Problem 1: Stratify residuals by DOSE
This checks whether residual magnitude changes with dose. Larger residuals at higher doses can suggest heteroscedasticity, scaling issues, or structural model misspecification.
obs %>%
group_by(DOSE) %>%
summarise(
n = n(),
rmse = sqrt(mean(residual^2, na.rm = TRUE)),
median_abs_resid = median(abs(residual), na.rm = TRUE),
.groups = "drop"
) %>%
arrange(DOSE)# A tibble: 4 × 4
DOSE n rmse median_abs_resid
<dbl> <int> <dbl> <dbl>
1 12.5 67 0.0428 0.0242
2 25 72 0.0774 0.0478
3 50 74 0.166 0.0854
4 100 76 0.320 0.170
A quick visual:
ggplot(obs, aes(DOSE, residual)) +
geom_point(alpha = 0.35, position = position_jitter(width = 0.15)) +
geom_hline(yintercept = 0, linetype = 2) +
labs(
title = "Residuals by DOSE (Naive Pooled Fit)",
x = "DOSE",
y = "Residual"
)
Problem 2: Create a log-scale concentration plot
For a log-scale plot, we filter to positive concentrations because scale_y_log10() cannot display zero or negative values.
p_log <- obs %>%
filter(!is.na(DV) & DV > 0) %>%
ggplot(aes(TIME, DV, group = ID)) +
geom_line(alpha = 0.25) +
geom_point(size = 0.7) +
facet_wrap(~ DOSE) +
scale_y_log10() +
labs(
title = "Observed Concentration–Time Profiles by DOSE (Log Scale)",
x = "Time After Dose (h)",
y = "Concentration (log scale)"
)
p_log
Save it:
ggsave(file.path(resultspath, "profiles_by_dose_log_observed.png"), p_log, width = 9, height = 6)Problem 3: Compute RMSE of the pooled fit
rmse <- sqrt(mean(obs$residual^2, na.rm = TRUE))
rmse[1] 0.1895263
You can also compute RMSE by dose, which is often more informative than one pooled value:
obs %>%
group_by(DOSE) %>%
summarise(
rmse = sqrt(mean(residual^2, na.rm = TRUE)),
.groups = "drop"
) %>%
arrange(DOSE)# A tibble: 4 × 2
DOSE rmse
<dbl> <dbl>
1 12.5 0.0428
2 25 0.0774
3 50 0.166
4 100 0.320
Summary
- You fit a one-compartment oral model using naive pooling.
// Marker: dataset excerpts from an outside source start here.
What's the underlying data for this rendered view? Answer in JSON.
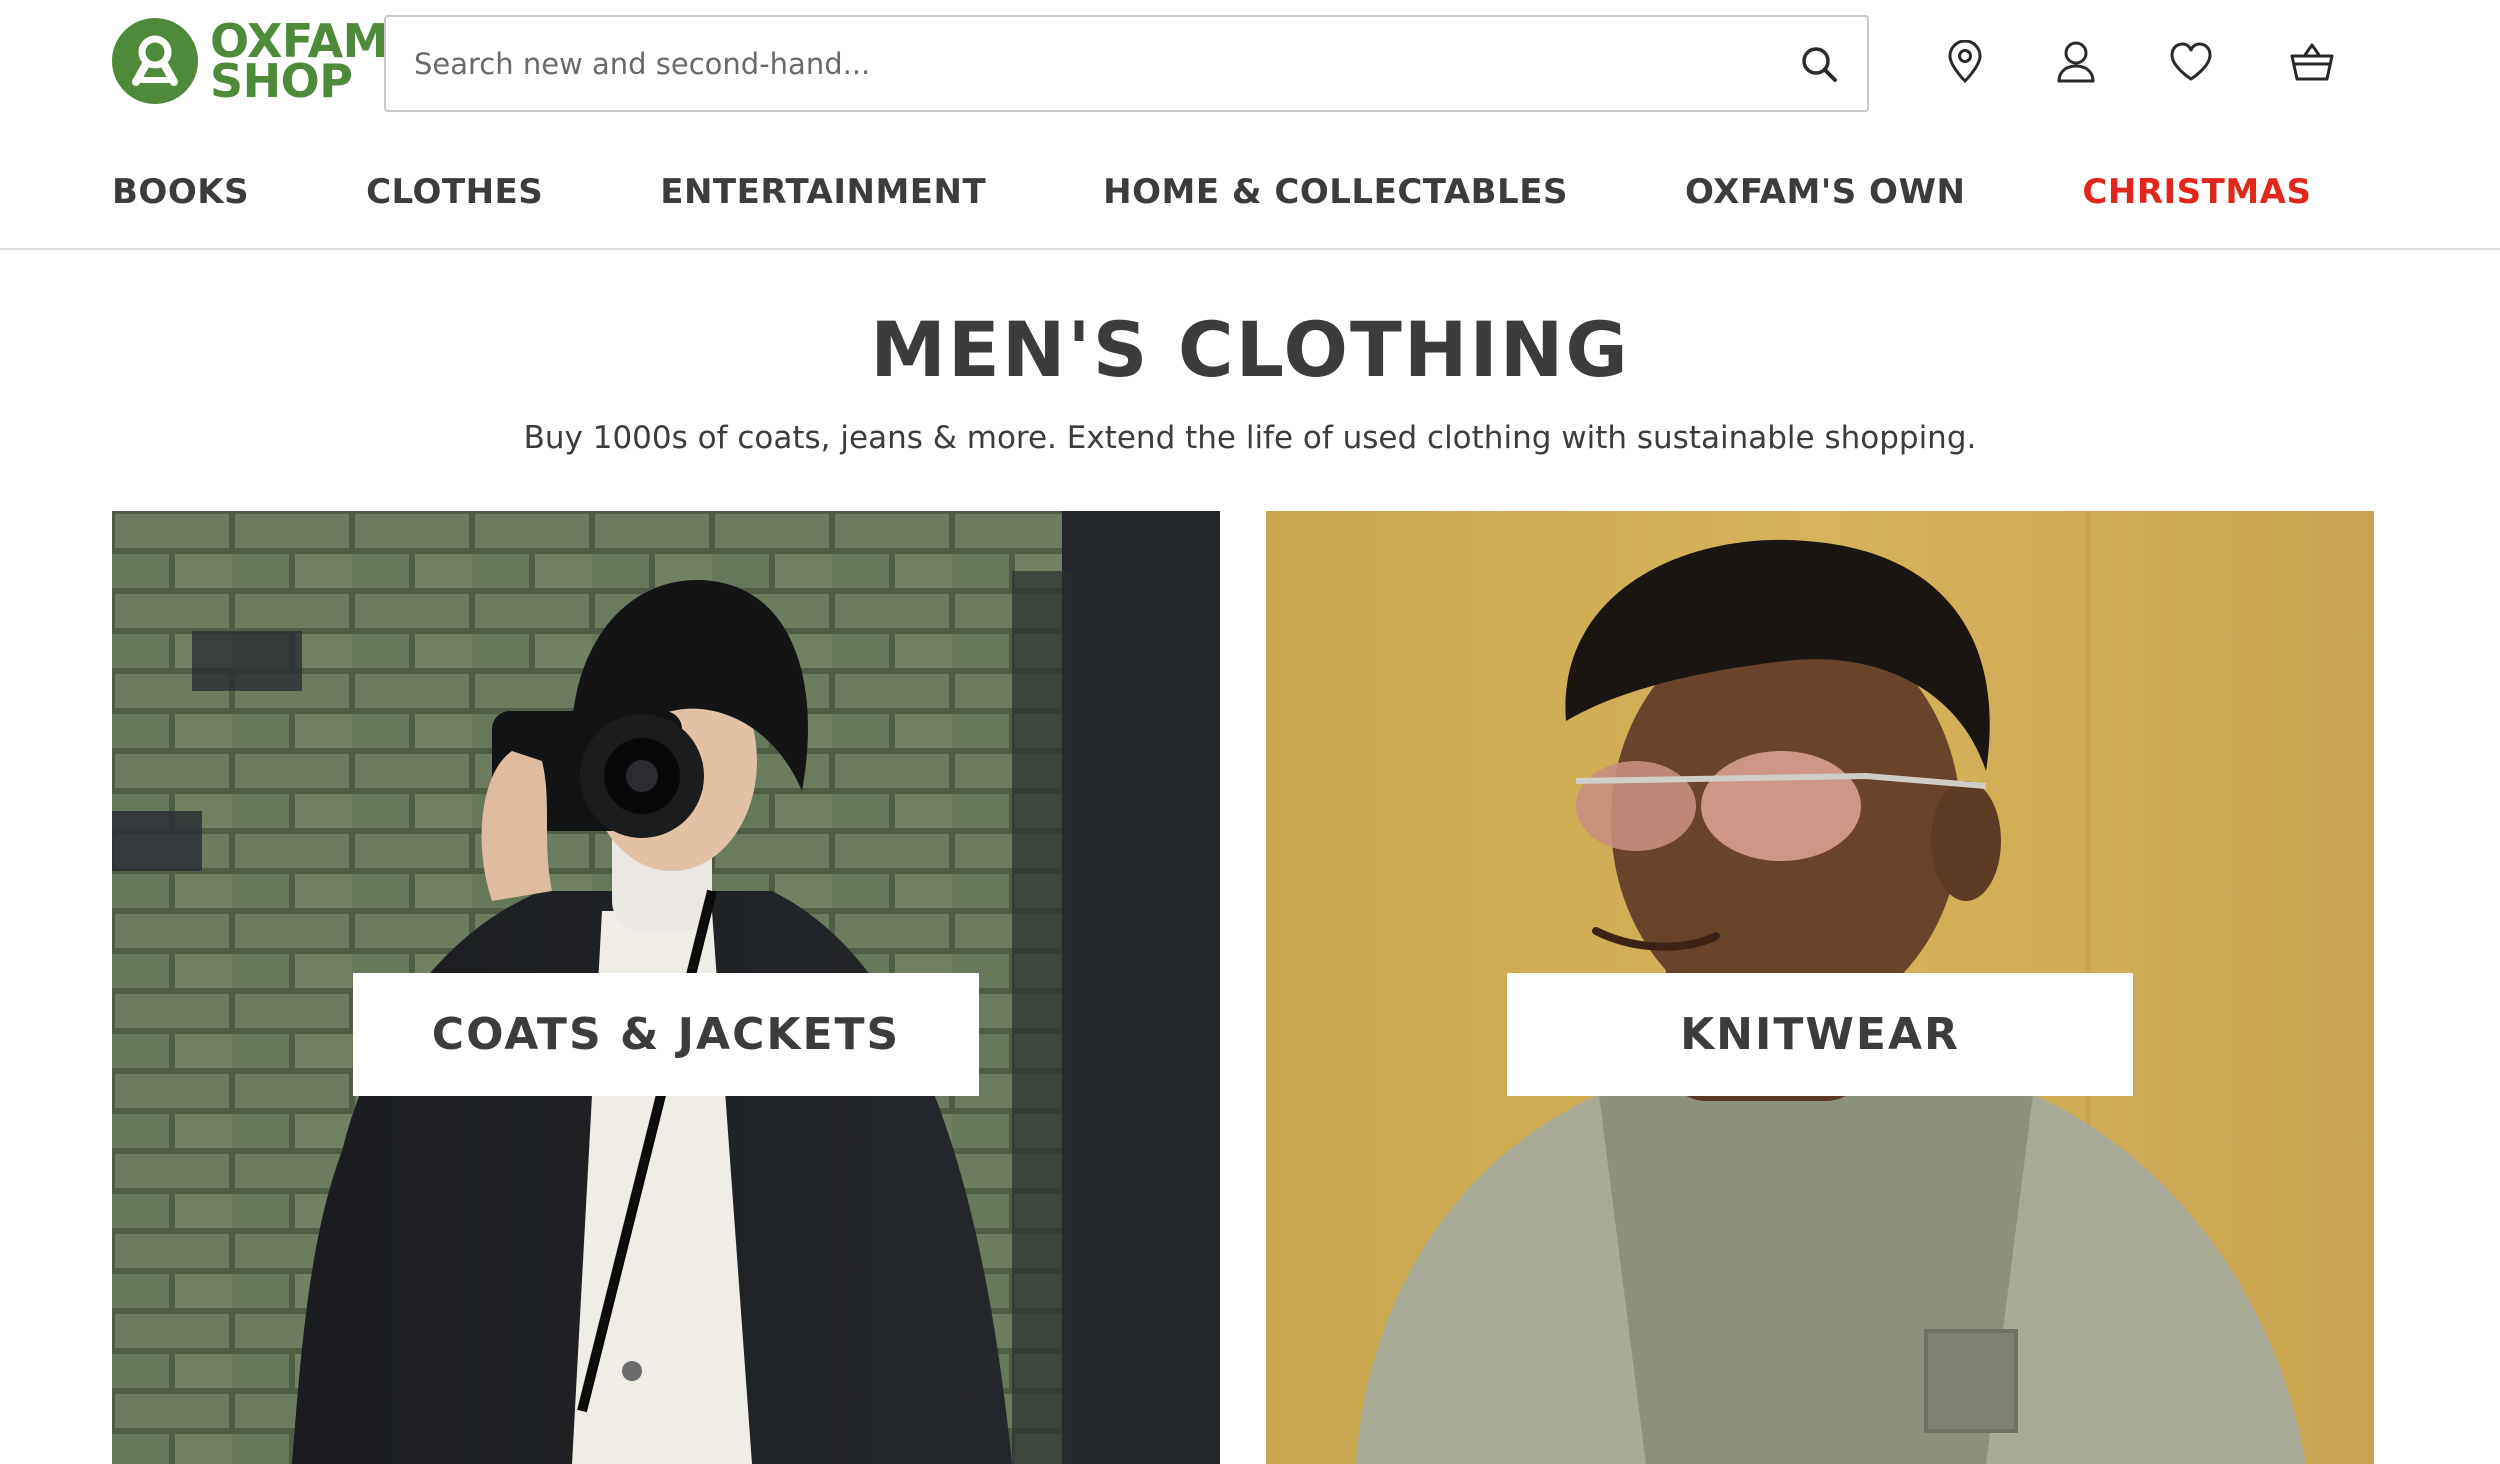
{
  "header": {
    "logo_line1": "OXFAM",
    "logo_line2": "SHOP",
    "search_placeholder": "Search new and second-hand...",
    "icons": [
      "search-icon",
      "location-pin-icon",
      "account-icon",
      "heart-icon",
      "basket-icon"
    ]
  },
  "nav": {
    "items": [
      {
        "label": "BOOKS"
      },
      {
        "label": "CLOTHES"
      },
      {
        "label": "ENTERTAINMENT"
      },
      {
        "label": "HOME & COLLECTABLES"
      },
      {
        "label": "OXFAM'S OWN"
      },
      {
        "label": "CHRISTMAS",
        "highlight": true
      }
    ]
  },
  "main": {
    "title": "MEN'S CLOTHING",
    "subtitle": "Buy 1000s of coats, jeans & more. Extend the life of used clothing with sustainable shopping.",
    "categories": [
      {
        "label": "COATS & JACKETS"
      },
      {
        "label": "KNITWEAR"
      }
    ]
  },
  "colors": {
    "brand_green": "#4e8a3a",
    "christmas_red": "#e3261b",
    "text": "#3c3c3c"
  }
}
- One parameter set describes all subjects.
- Dose explains systematic profile differences.
- Residual error absorbs inter-individual variability.
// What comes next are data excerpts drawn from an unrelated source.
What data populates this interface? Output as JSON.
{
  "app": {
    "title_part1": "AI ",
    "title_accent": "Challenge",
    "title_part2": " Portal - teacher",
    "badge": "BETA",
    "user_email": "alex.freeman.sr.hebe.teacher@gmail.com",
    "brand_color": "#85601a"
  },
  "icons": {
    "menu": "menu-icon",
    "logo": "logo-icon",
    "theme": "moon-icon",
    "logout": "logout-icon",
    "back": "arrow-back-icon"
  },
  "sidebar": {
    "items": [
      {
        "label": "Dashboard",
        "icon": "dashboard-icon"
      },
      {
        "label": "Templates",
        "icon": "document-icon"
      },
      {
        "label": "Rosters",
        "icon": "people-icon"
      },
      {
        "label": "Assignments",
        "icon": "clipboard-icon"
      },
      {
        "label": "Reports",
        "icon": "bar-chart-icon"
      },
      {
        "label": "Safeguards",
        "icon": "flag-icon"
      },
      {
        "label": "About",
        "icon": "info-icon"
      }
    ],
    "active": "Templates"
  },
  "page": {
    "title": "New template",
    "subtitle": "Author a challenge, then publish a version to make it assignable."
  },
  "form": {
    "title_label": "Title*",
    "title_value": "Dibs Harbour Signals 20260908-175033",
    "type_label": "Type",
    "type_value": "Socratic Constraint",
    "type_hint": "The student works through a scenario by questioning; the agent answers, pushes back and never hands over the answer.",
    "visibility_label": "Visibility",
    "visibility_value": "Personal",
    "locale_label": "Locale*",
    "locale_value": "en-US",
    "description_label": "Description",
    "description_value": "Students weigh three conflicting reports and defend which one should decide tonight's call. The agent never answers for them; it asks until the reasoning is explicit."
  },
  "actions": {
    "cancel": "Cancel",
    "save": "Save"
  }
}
- This approach is simple but limited.
- Naive pooling is a useful baseline, not a final answer.
- Always facet plots by subject to reveal hidden variability.
- Large residual spread often signals ignored hierarchy.
- CL/V parameterization keeps interpretation physiologically meaningful.
- Move to mixed-effects modeling when variability matters.